"You'll get square eyes", mum used to say, if I sat huddled up to our black and white television set as a child. She was from an era between world wars when you listened to the radio and occupied yourself with make-do-and-mend. To her, in those early days of my childhood, the advent of television was still something you watched on high days and holidays.
She was right really. Too much looking at a TV screen was not good for you, rather more because you weren't doing anything really useful or getting any fresh air, than because it would harm your eyes. But nowadays, screens are everywhere and not just on televisions. Computer laptops, tablets, smart mobile phones vie for your attention too and screen time has increased our attention. Mothers nowadays plonk their children in front of the TV or give them a tablet to play with, while they themselves scroll down through endless social media chats. Screens have taken over our lives.
Living as I do in lockdown, in complete isolation as I shield from any passing Covid germs, and with only the rare outing round the block once a week to get a bit of fresh air, I have found I too am facing a screen for a lot of the day. Try as I might, there is only so much dusting a girl can do and the recent inclement weather has not made gardening a barrel of fun, so I have had to make distractions where I can. I try to telephone someone at least twice a week - usually someone I have not seen in a year or more - and catch up, but then again there is a limit how many times I can do that without appearing needy or racking up a huge phone bill and so screens have helped me out a lot.
As soon as I open my eyes each day, I grab my mobile and check BBC News, BBC weather and emails to see how I should shape my day. That can take half an hour luxuriating in my bed as something else will inevitably catch my eye on other apps.

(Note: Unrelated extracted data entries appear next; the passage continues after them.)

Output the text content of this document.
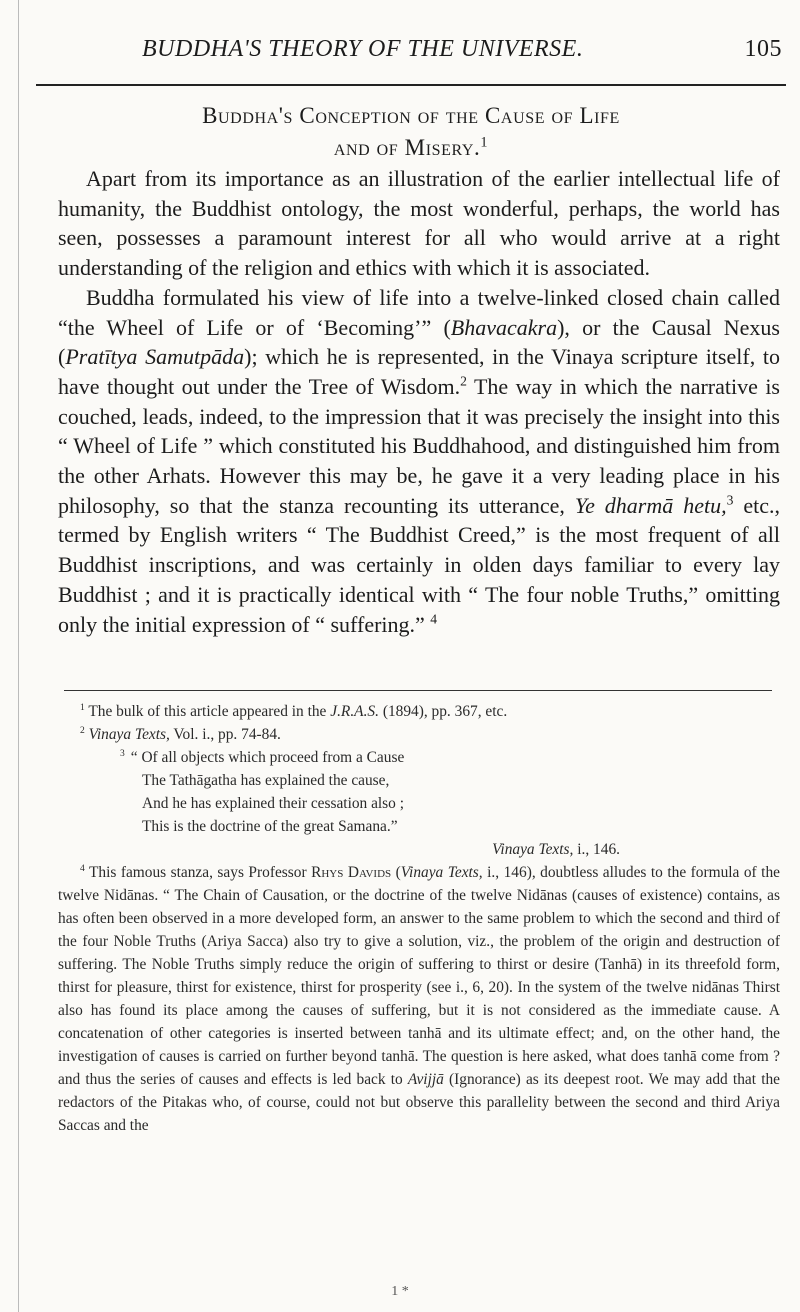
BUDDHA'S THEORY OF THE UNIVERSE.	105
Buddha's Conception of the Cause of Life
and of Misery.$^1$

Apart from its importance as an illustration of the earlier intellectual life of humanity, the Buddhist ontology, the most wonderful, perhaps, the world has seen, possesses a paramount interest for all who would arrive at a right understanding of the religion and ethics with which it is associated.

Buddha formulated his view of life into a twelve-linked closed chain called “the Wheel of Life or of ‘Becoming’” (Bhavacakra), or the Causal Nexus (Pratītya Samutpāda); which he is represented, in the Vinaya scripture itself, to have thought out under the Tree of Wisdom.$^2$ The way in which the narrative is couched, leads, indeed, to the impression that it was precisely the insight into this “ Wheel of Life ” which constituted his Buddhahood, and distinguished him from the other Arhats. However this may be, he gave it a very leading place in his philosophy, so that the stanza recounting its utterance, Ye dharmā hetu,$^3$ etc., termed by English writers “ The Buddhist Creed,” is the most frequent of all Buddhist inscriptions, and was certainly in olden days familiar to every lay Buddhist ; and it is practically identical with “ The four noble Truths,” omitting only the initial expression of “ suffering.” $^4$

$^1$ The bulk of this article appeared in the J.R.A.S. (1894), pp. 367, etc.

$^2$ Vinaya Texts, Vol. i., pp. 74-84.

$^3$ “ Of all objects which proceed from a Cause
The Tathāgatha has explained the cause,
And he has explained their cessation also ;
This is the doctrine of the great Samana.”
Vinaya Texts, i., 146.

$^4$ This famous stanza, says Professor Rhys Davids (Vinaya Texts, i., 146), doubtless alludes to the formula of the twelve Nidānas. “ The Chain of Causation, or the doctrine of the twelve Nidānas (causes of existence) contains, as has often been observed in a more developed form, an answer to the same problem to which the second and third of the four Noble Truths (Ariya Sacca) also try to give a solution, viz., the problem of the origin and destruction of suffering. The Noble Truths simply reduce the origin of suffering to thirst or desire (Tanhā) in its threefold form, thirst for pleasure, thirst for existence, thirst for prosperity (see i., 6, 20). In the system of the twelve nidānas Thirst also has found its place among the causes of suffering, but it is not considered as the immediate cause. A concatenation of other categories is inserted between tanhā and its ultimate effect; and, on the other hand, the investigation of causes is carried on further beyond tanhā. The question is here asked, what does tanhā come from ? and thus the series of causes and effects is led back to Avijjā (Ignorance) as its deepest root. We may add that the redactors of the Pitakas who, of course, could not but observe this parallelity between the second and third Ariya Saccas and the

1 *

Mid-morning with a coffee, I have started in the last two months learning Italian on the tablet Kay bought me for my 70th birthday. I can already speak German fluently and French to A-level standard with a smattering of Russian, so another language has not been too taxing. The Duolingo course online has been amazing and I have already made some progress. I am not sure how useful "the turtle is eating the red spider" (la tartaruga mangia il ragno rosso) will come in handy for a trip to Venice, but who knows? There might be a red spider in my room and I can ask the hotel reception to provide me with a hungry turtle.
After half an hour or so of Italian animals and verb declensions, I progress to my laptop to do some admin or write emails. Then lunch beckons, so I make a snack to eat in front of the midday news on TV.
Mid-afternoon, I'm back on the laptop as there might be a zoom meeting I have joined. I have taken part in various Covid studies and there have been quite a few zoom meetings on their findings. The foodbank where I used to volunteer pre-Covid often has zoom meetings too. In addition to all that I have joined a choir online and they regularly send backing tracks and lyrics for you to practice the song before the next zoom session, all done (you've guessed it) on my laptop. Sometimes, those zoom meetings are the only human contact I have had all week, so they are a godsend. Thank goodness for technology!
By suppertime, I am winding down for the day and will cook a meal and eat alone whilst watching TV. Before I know it, four hours have passed in front of back-to-back TV and the evening is long gone. It's often just a noise in the background to drown the silence in the room.
I do feel rather embarrassed that I have spent so much of my day in front of a screen, although to be fair I was more out and about before Covid came along but obviously cannot do that again yet. Screen time has kept me connected with the outside world during the pandemic and distracted me from my isolation. It's educated me too. So I justify it to myself.
Soon it is bedtime. Time for me to turn off the light and rest those square eyes. Sorry, Mum!